วิทยานิพนธ์ (ภ.ม.)--จุฬาลงกรณ์มหาวิทยาลัย, 2534

Seven brands of 5 mg. glibenclamide tablets were evaluated. The in vitro studies indicated that all brands met the requirements of the British Pharmacopoeia 1988. The dissolution rate constants of all brands in simulated intestinal fluid TS without enzyme (pH 7.5 ± 0.1) ranged from 0.68 to 1.14 hr-1. The value of dissolution rate constant of brand A, which was the innovator's product, showed statistically significance (p < 0.05) higher than those from brand B, C, E, F and G, but showed no statistically significance to brand D. The bioavailability of four brands of glibenclamide tablet with difference in dissolution rate constants were studied in Thai healthy male subjects using, a single dose of 5 mg. in a crossover design. Plasma glibenclamide concentrations were determined via HPLC technique. Data analysis by CSTRIP computer program revealed that there were no statistically significant difference (p > 0.05) for the tmax values among the four brands except for the Cmax and AUC values.

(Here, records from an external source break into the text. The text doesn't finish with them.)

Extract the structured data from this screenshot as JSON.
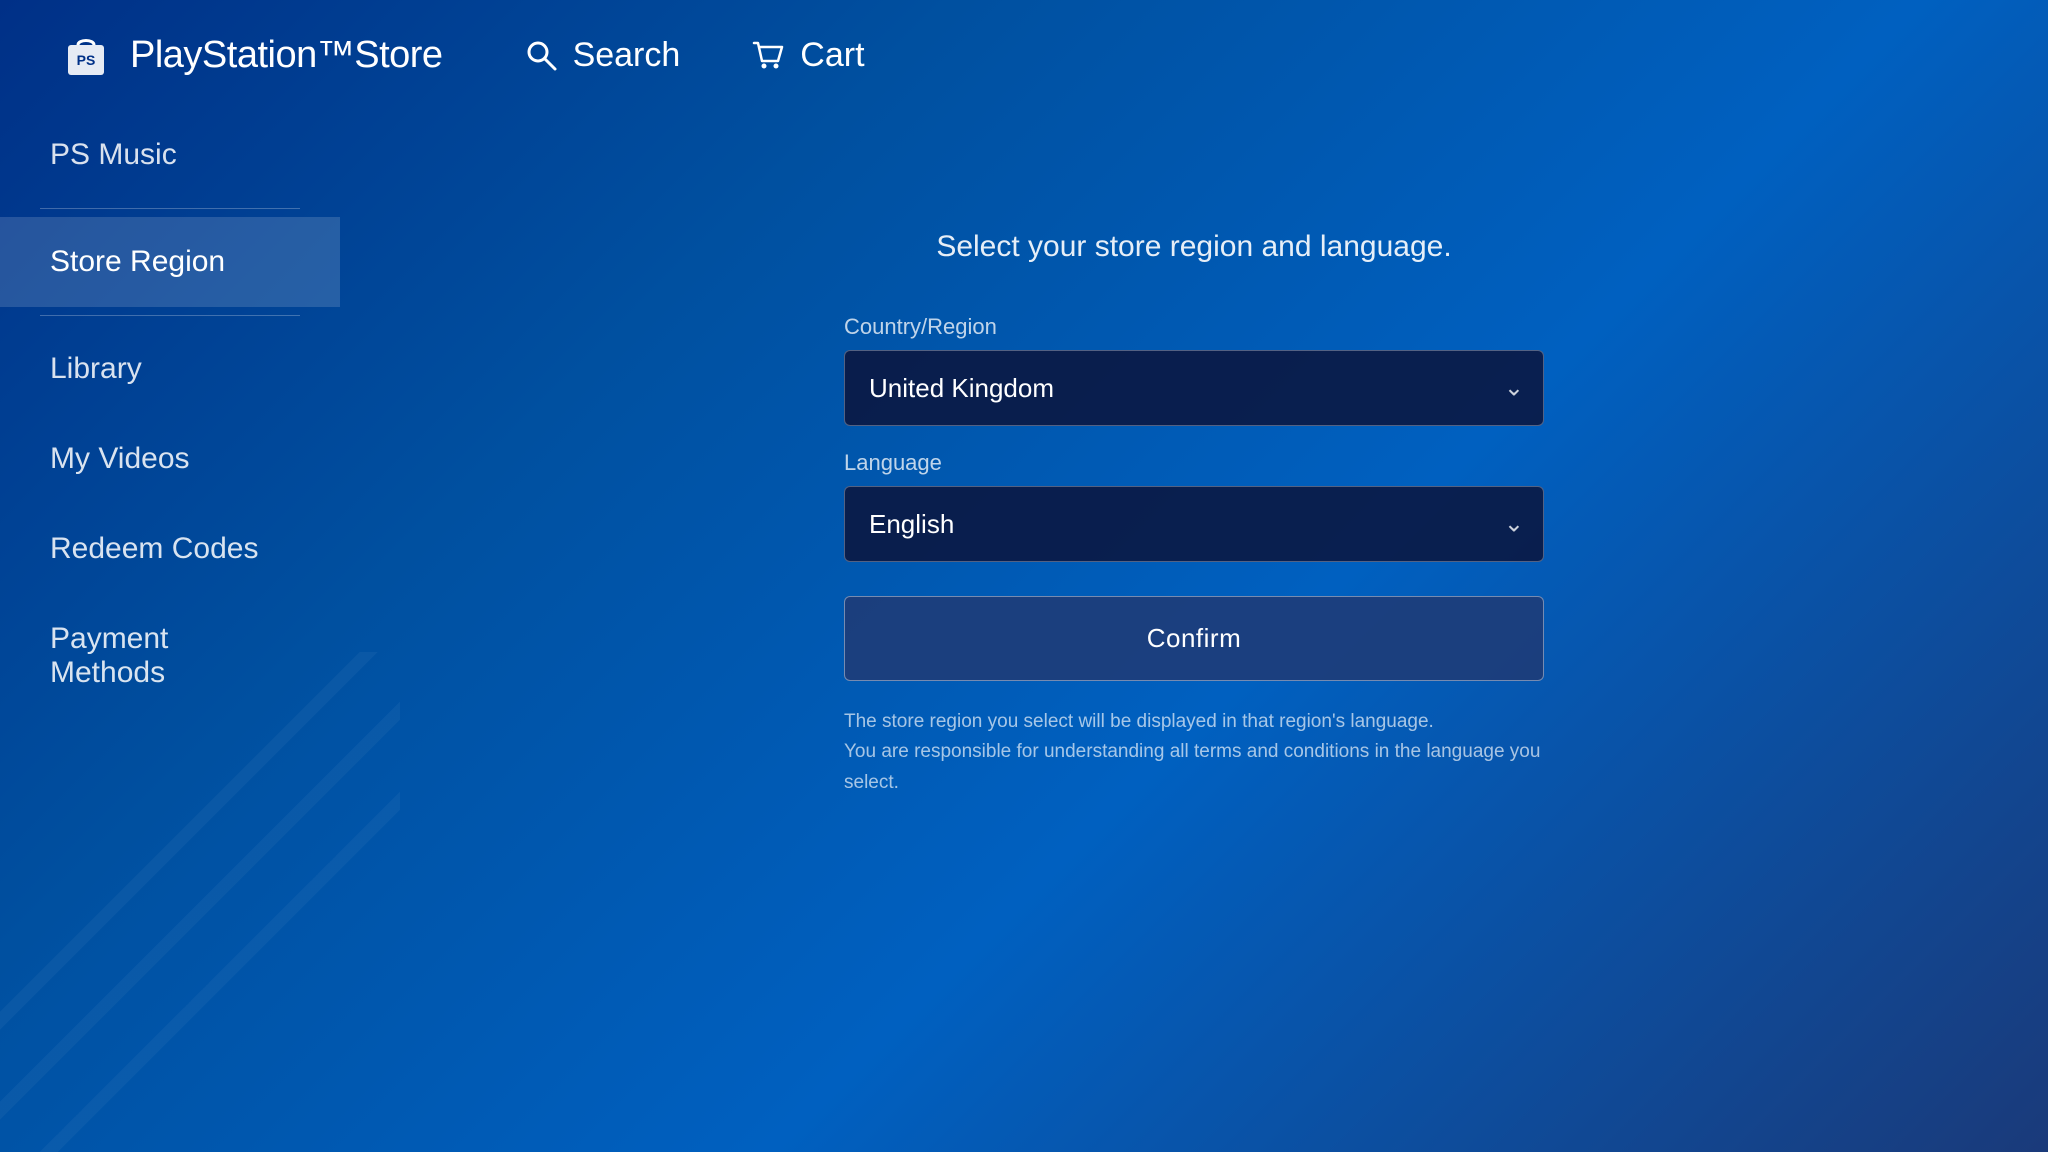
{
  "header": {
    "logo_text": "PlayStation™Store",
    "nav": [
      {
        "id": "search",
        "label": "Search",
        "icon": "search-icon"
      },
      {
        "id": "cart",
        "label": "Cart",
        "icon": "cart-icon"
      }
    ]
  },
  "sidebar": {
    "items": [
      {
        "id": "ps-music",
        "label": "PS Music",
        "active": false
      },
      {
        "id": "store-region",
        "label": "Store Region",
        "active": true
      },
      {
        "id": "library",
        "label": "Library",
        "active": false
      },
      {
        "id": "my-videos",
        "label": "My Videos",
        "active": false
      },
      {
        "id": "redeem-codes",
        "label": "Redeem Codes",
        "active": false
      },
      {
        "id": "payment-methods",
        "label": "Payment Methods",
        "active": false
      }
    ]
  },
  "main": {
    "title": "Select your store region and language.",
    "country_label": "Country/Region",
    "country_value": "United Kingdom",
    "language_label": "Language",
    "language_value": "English",
    "confirm_label": "Confirm",
    "disclaimer": "The store region you select will be displayed in that region's language.\nYou are responsible for understanding all terms and conditions in the language you select."
  }
}
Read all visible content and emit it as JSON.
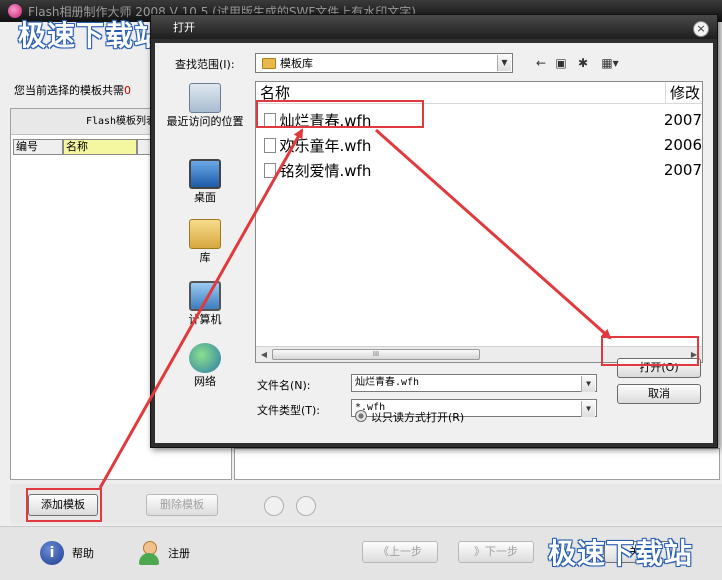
{
  "app": {
    "title": "Flash相册制作大师 2008 V 10.5 (试用版生成的SWF文件上有水印文字)",
    "template_count_label": "您当前选择的模板共需",
    "template_count_value": "0",
    "left_panel_title": "Flash模板列表",
    "columns": [
      "编号",
      "名称"
    ],
    "add_template": "添加模板",
    "delete_template": "删除模板",
    "prev_step": "《上一步",
    "next_step": "》下一步",
    "close": "关闭",
    "help": "帮助",
    "register": "注册",
    "accent_color": "#e0393e"
  },
  "watermark": "极速下载站",
  "dialog": {
    "title": "打开",
    "close_glyph": "×",
    "look_in_label": "查找范围(I):",
    "look_in_value": "模板库",
    "places": [
      "最近访问的位置",
      "桌面",
      "库",
      "计算机",
      "网络"
    ],
    "columns": [
      "名称",
      "修改"
    ],
    "files": [
      {
        "name": "灿烂青春.wfh",
        "date": "2007"
      },
      {
        "name": "欢乐童年.wfh",
        "date": "2006"
      },
      {
        "name": "铭刻爱情.wfh",
        "date": "2007"
      }
    ],
    "scroll_grip": "III",
    "filename_label": "文件名(N):",
    "filename_value": "灿烂青春.wfh",
    "filetype_label": "文件类型(T):",
    "filetype_value": "*.wfh",
    "readonly_label": "以只读方式打开(R)",
    "open_button": "打开(O)",
    "cancel_button": "取消"
  }
}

The results imply the bioequivalency between brand A and brand D. The relative bioavailability with respect to brand A for brands C, D and F were 67.16, 104.09 and 82.95% respectively. Pharmacokinetics of glibenclamide tablet was well described by one-compartment open model with lag time. The absorption rate constants ranged from 0.75 to 0.92 hr-1. The elimination rate constants ranged from 0.24 to 0.29 hr-1. The biological half-life varied between 2.46 to 3.18 hr. Correlation studies between the in vitro and the in vivo data indicated that the disintegration time exhibited statistically significant correlation with only the Cmax meanwhile the dissolution rate constants were highly correlative with both the Cmax and the AUC.